Emsal Mahkeme Kararı İstanbul 14. Asliye Ticaret Mahkemesi 2022/232 E. 2023/429 K. 29.05.2023 T.

Görüntülediğiniz mahkeme kararı henüz kesinleşmemiştir. Yararlı olması amacıyla eklenmiştir.

T.C.
İSTANBUL
14. ASLİYE TİCARET MAHKEMESİ

ESAS NO : 2022/232 Esas
KARAR NO : 2023/429

DAVA : İtirazın İptali (Ticari Satımdan Kaynaklanan)
DAVA TARİHİ : 06/04/2022
KARAR TARİHİ : 29/05/2023

Mahkememizde görülmekte olan İtirazın İptali davasının yapılan açık yargılaması sonunda,
GEREĞİ DÜŞÜNÜLDÜ:
Davacı vekilinin Mahkememize tevzi edilen dava dilekçesinde özetle; müvekkilinin davalı şirket ile arasındaki ticari ilişki kapsamında 01.01.2021 – 31.12.2021 tarihleri arasında müvekkilinin davalıya farklı zamanlarda toplam 67 adet fatura düzenleyerek birden fazla kez inşaat malzemesi sattığını, müvekkilinin satışlar neticesinde davalıdan toplam 34.680,07TL tutarında alacaklı olduğunu, davalının alacağı ödememesi üzerine müvekkili tarafından davalı aleyhine İstanbul …İcra Müdürlüğünün …Esas sayılı dosyası ile icra takibi başlatıldığını, davalının borcun yalnızca 2.705,00TL’lik kısmını kabul ederek bakiye 34.689,00TL’ye haksız ve kötü niyetli bir şekilde itiraz ettiğini ve takibi durduğunu, zorunlu arabuluculuk yoluna başvurulduğunu ancak anlaşma sağlanamadığını, tüm bu açıklanan nedenlerle davanın kabulü ile icra dosyasına yapılan itirazın iptali ile takibin devamını, davalı aleyhine icra inkar tazminatına hükmedilmesini, yargılama giderleri ve vekalet ücretinin davalı tarafa bırakılmasına karar verilmesini talep ve dava etmiştir.
Davalı vekilinin Mahkememize sunmuş olduğu cevap dilekçesinde özetle; Gerek icra takibinde, gerekse de dava dilekçesinde davacı tarafın hangi faturalardan dolayı alacaklı olduğunu açıklamadığını, müvekkili şirketin davacının iddia ettiği şekilde herhangi bir borcunun bulunmadığını, müvekkili şirketin anlaşmaya aykırı düzenlendiği için 9.282,86-TL ve 2.950,00-TL tutarlı, teslim edilmeyen ürünler ile ilgili ise 6.444,57-TL bedelli iade faturasını düzenleyerek davacıya gönderdiğini, ayrıca müvekkili tarafından davacının banka hesabına 5.000,00TL, 5.000,00-TL ve 3.000,00-TL olmak üzere toplamda 13.000,00-TL ödemelerin de davacının hesap ekstrelerinde görünmediğini ve mükerrer olarak talep edildiğini, bunun dışında davacının müvekkiline teslim edip fatura düzenleyerek teslim ettiği herhangi bir malzemeden dolayı alacağının olmadığını, müvekkilinin borçlu olduğu 2.705,00-TL’lik kısma ilişkin ödemesini de icra dosyasına yaptığını, bu nedenlerle davanın reddini, davacı aleyhine icra inkar tazminatına hükmedilmesini, yargılama gideri ve vekalet ücretinin davacıya bırakılmasına karar verilmesini talep etmiştir.

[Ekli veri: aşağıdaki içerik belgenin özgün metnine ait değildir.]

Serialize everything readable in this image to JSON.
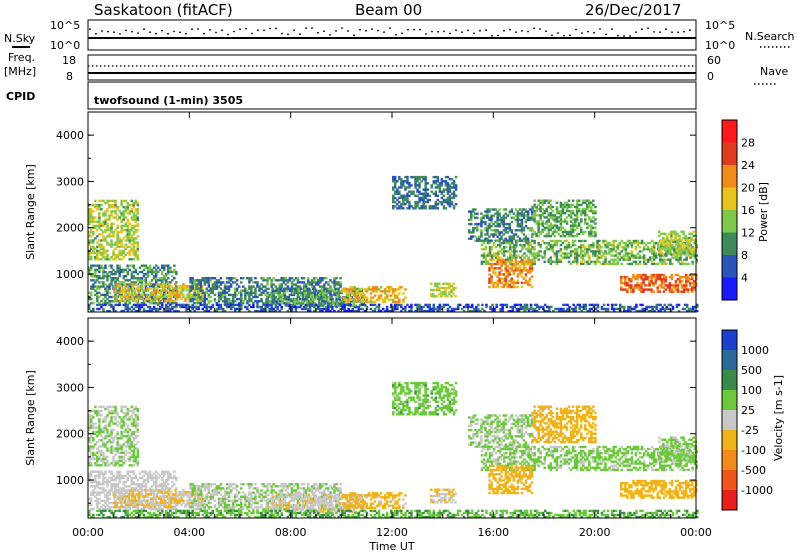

Mahkememizce vergi kayıtlarının, banka hesap hareketleri ve İstanbul … İcra Dairesinin… Esas sayılı icra takip dosyası UYAP üzerinden celp edilerek dosya kapsamına alınmıştır.
İcra takip dosyasının incelenmesinde, davacının İstanbul … İcra Dairesinin… Esas sayılı takip dosyasında cari hesap alacağından kaynaklanan toplam 37.394,00-TL cari hesap alacağı üzerinden takip yapıldığı, ödeme emrinin 15.12.2021 tarihinde tebliğ edildiği, borçlunun da süresi içerisinde 21.12.2021 tarihinde borca itiraz ettiği, borca itirazla birlikte takibin durduğu, dava İİK’nın 67. maddesi düzenlenen bir yıllık hakdüşürücü süre içinde açıldığı görülmüştür.
Mali Müşavir bilirkişinin 17/12/2022 tarihli raporunda özetle; Davacı … tarafından defter ve belgeler sunulmadığından davalı …’nin defter ve belgeleri, muavin hesap dökümleri, ödemelere ait belgeler ve vergi dairelerinden gelen BA, BS formlarının karşılaştırılması sonucu rapor düzenlendiği, davalı …’nin 2021 yılına ait defterlerin açılış tasdiklerinin süresinde yapıldığı ancak yevmiye defterinin kapanış tasdikinin yapılmadığı, her iki tarafça verilen BA, BS formlarının tetkikinde, formların birbirini teyit ettiği, bu durumda bütün faturaların karşı tarafa ulaştığı, bilgileri dahiline girdiği ve herhangi bir itirazın olmadığı kabul edilmesi gerektiği, davalı defter kayıtlarına göre davacı tarafa 20.12.2021 tarihi itibariyle 2.230,17-TL borcunun olduğu görüş ve kanaatine varılmıştır.
Mali Müşavir bilirkişinin 15/03/2023 tarihli ek raporunda özetle; Davacı … Ltd. Şti. ile Davalı …Ltd. Şti’nin 2021 yılı defterlerin açılış tasdiklerinin süresinde yapıldığı,davacı ve davalı tarafından verilen (Form Ba) Mal Alış Formları ve (Form) Bs) mal satış formlarının birbirini teyit ettiği, bu durumda düzenlenen faturaların süresinde karşı tarafa tebliğ edildiği ve fatura içeriklerinin kabul edildiğinin değerlendirildiği,davalı tarafından düzenlenen 18.677,45TL tutarındaki iade faturasının Davacı tarafından (Ba) mal alış formlarına yazılmasına rağmen defter kayıtlarına yansıtılmadığı, cari hesap hareketlerinde borçtan tenzil edilmediğinin görüldüğü, davalı tarafından düzenlenen iade faturasının dikkate alınması durumunda davacının alacağının (36.627,68 – 18.677,45=) 17.950,23TL olarak tespit edildiği görüş ve kanaatine varılmıştır.
DELİLLERİN DEĞERLENDİRİLMESİ VE GEREKÇE
Dava, açık cari hesap kapsamında fatura alacağına ilişkin yapılan icra takibine davalının kısmi itirazı sonucu takibin durması ve mahkememize açılan itirazın iptali davası istemine ilişkindir.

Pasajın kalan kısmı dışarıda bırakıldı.